Written by Neil Gordon, University of Hull, the report considers how technology-enhanced learning may support flexible approaches to learning and teaching, addresses how e-learning and flexibility can be used to enhance existing provision and also considers the impact on students as well as on and of institutional systems.
A significant opportunity addressed in the report is how technology can be used to personalise students’ learning. One example is the use of adaptive tests in certain disciplines such as Mathematics, which offer harder or easier questions based on previous responses. Technology could also enable students to choose how they are assessed in other disciplines, such as creating short films or presenting to peers. The report found that increasing flexibility in this way reduced the likelihood of plagiarism, as test material is bespoke to individual students, but also raised new challenges in linking test results to learning outcomes.
It is clear that it is not HE teachers alone who face challenges when using technology-enhanced learning.
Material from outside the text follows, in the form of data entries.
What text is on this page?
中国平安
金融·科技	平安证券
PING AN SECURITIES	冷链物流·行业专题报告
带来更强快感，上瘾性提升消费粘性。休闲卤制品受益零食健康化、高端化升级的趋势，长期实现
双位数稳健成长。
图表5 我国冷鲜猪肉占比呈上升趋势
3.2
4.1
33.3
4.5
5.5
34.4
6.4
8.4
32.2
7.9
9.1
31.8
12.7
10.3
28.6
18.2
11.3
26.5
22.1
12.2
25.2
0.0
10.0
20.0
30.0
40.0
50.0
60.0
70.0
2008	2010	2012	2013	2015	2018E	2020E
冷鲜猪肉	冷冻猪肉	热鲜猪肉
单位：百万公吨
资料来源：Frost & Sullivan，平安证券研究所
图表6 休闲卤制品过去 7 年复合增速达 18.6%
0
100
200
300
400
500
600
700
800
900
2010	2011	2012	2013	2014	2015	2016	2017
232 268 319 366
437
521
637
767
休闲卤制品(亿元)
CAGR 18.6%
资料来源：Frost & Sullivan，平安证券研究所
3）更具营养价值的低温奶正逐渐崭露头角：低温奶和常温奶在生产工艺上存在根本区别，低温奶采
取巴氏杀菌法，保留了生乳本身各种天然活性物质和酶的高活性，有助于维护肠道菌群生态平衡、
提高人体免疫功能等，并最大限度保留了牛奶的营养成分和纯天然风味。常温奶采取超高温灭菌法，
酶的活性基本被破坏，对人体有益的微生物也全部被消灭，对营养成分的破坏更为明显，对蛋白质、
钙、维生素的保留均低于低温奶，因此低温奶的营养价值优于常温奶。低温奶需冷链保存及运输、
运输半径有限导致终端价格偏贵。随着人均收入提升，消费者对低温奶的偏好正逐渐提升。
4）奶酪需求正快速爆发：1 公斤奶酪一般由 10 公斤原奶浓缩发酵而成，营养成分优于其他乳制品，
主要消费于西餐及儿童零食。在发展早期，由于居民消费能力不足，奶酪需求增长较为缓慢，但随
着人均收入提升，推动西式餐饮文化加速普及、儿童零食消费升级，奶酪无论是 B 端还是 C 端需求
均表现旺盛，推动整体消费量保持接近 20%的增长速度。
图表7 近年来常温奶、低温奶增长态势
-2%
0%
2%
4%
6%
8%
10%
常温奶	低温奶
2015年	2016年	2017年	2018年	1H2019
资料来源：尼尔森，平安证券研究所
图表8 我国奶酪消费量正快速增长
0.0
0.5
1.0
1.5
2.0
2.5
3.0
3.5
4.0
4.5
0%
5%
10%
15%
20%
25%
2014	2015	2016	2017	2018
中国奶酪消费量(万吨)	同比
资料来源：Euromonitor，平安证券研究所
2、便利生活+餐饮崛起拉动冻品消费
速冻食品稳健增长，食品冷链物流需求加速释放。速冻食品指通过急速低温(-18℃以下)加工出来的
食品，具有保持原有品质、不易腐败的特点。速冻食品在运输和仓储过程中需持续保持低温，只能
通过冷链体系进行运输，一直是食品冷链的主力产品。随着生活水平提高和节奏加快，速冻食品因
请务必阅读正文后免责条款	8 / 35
For example, the report also found that:
• while technology can provide many ways for students to access resources and information, and to interact with staff, this can create potential confusion and information overload;
• HE providers need to develop quality processes and support systems to plan for the resulting flexibility;
• teachers may need to develop their own skills to best utilise available technology.
Professor Stephanie Marshall, Chief Executive of the HEA, said: “We are at a very exciting time for technology-enhanced learning, with massive open online courses, for example, gaining a particularly high profile over the past 12 months. Those of us who teach within the HE community have a responsibility to ensure our students have access to the best possible learning experience and I’m sure the examples given in this report will provide guidance and advice to those using technology to increase flexible approaches to learning and teaching.”
The report highlights a number of developments which could, in the future, aid flexibility beyond the typical features of current technology-enhanced learning or virtual learning environments including:
• support for personalised learning pathways;
• development of learning analytics, such as engagement data to replace attendance data;
• further research into the effectiveness of online, distance and flexible approaches compared to more traditional ones, with a focus on retention and success data;
• policy development work on the recognition of credits from online courses;
• research into whether online courses could really replace or just complement in-class interaction.
The report launched today is part of the HEA’s ‘Flexible Pedagogies: preparing for the future’ series which focuses on key flexible learning themes. The overarching final series report will be published in Summer 2014.